Лиза вскинула ребенка на руки и опрометью кинулась за дверь.
— Герр офицер!
Немец не без любопытства посмотрел на меня. Ах, как бы мне сейчас пригодилось Нинино умение — лукавить и ненавидеть. Я могла только ненавидеть. Слепыми от ненависти глазами смотрела сквозь немца и ничего не могла придумать. Потом, будто спала пелена с глаз, я увидела печь, подтопок с кучей тряпья. Есть! Выхватила из подтопка трехлитровый бидон с медом — единственное Лизино богатство.
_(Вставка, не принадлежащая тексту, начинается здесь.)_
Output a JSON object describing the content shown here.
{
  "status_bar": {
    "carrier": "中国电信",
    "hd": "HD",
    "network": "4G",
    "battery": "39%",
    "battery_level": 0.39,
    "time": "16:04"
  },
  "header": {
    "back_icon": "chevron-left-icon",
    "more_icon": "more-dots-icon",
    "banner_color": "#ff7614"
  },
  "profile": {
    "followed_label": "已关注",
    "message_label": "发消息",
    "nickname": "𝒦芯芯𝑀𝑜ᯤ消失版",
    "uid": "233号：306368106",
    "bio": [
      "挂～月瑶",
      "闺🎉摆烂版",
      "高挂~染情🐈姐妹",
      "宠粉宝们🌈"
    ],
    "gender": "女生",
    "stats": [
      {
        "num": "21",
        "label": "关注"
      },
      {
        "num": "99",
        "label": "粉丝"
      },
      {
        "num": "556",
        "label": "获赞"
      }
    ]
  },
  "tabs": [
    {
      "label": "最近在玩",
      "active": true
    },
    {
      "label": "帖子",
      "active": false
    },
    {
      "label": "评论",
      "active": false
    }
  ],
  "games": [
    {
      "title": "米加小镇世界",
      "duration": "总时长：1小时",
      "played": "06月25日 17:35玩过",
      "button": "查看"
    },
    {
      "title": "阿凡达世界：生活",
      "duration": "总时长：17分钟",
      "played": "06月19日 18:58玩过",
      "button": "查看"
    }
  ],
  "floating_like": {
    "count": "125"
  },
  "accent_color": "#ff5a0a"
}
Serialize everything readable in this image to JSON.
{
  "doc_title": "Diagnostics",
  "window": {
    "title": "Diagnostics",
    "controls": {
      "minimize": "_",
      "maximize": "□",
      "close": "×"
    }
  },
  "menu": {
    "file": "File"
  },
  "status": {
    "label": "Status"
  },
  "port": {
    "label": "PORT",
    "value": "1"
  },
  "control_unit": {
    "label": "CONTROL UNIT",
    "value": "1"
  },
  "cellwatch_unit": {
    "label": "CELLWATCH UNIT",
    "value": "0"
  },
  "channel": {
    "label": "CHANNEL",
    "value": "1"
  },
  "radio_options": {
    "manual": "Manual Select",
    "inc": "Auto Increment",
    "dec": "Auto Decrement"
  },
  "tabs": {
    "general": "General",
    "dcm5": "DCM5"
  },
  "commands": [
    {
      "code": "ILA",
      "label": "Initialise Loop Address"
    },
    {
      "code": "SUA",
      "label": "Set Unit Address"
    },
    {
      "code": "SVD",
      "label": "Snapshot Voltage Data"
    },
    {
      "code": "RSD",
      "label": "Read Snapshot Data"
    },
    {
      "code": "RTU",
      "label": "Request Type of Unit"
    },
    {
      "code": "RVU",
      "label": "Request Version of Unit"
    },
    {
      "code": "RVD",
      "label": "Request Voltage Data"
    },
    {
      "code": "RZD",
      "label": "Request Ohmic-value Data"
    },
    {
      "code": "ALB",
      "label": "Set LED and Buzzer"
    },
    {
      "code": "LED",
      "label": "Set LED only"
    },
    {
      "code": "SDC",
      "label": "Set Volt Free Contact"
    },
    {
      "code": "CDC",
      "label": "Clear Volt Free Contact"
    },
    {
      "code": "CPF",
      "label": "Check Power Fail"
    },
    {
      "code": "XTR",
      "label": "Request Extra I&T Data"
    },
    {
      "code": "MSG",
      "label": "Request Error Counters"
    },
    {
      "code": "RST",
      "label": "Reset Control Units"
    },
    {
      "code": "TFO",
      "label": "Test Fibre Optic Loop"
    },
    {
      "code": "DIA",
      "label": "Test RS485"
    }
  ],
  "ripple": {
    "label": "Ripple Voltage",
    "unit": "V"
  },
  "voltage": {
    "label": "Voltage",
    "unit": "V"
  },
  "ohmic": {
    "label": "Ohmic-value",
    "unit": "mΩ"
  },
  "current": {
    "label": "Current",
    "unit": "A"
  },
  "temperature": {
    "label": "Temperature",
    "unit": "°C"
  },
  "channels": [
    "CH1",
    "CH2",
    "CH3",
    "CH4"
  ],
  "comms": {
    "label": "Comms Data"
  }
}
Немец открыл крышку, ткнул пальцем в янтарную гущу, облизнул палец и деликатно улыбнулся.
— Данке шейн, фройлин!
Он взял бидон и, аккуратно притворив за собой дверь, вышел.
Я опустилась на скамью и горько заплакала. От ненависти. От бессилия.
Теперь уже шум движущихся войск не прекращался ни на минуту. День и ночь, ночь и день двигались по шоссе отступающие немецкие части, измотанные русской зимой, весенними боями, беспутицей. Неожиданно разыгралась метель, дороги развезло, машины прочно застревали в грязи, и солдаты шли пешком, измокшие, грязные, промерзшие, обмотанные ворованным тряпьем.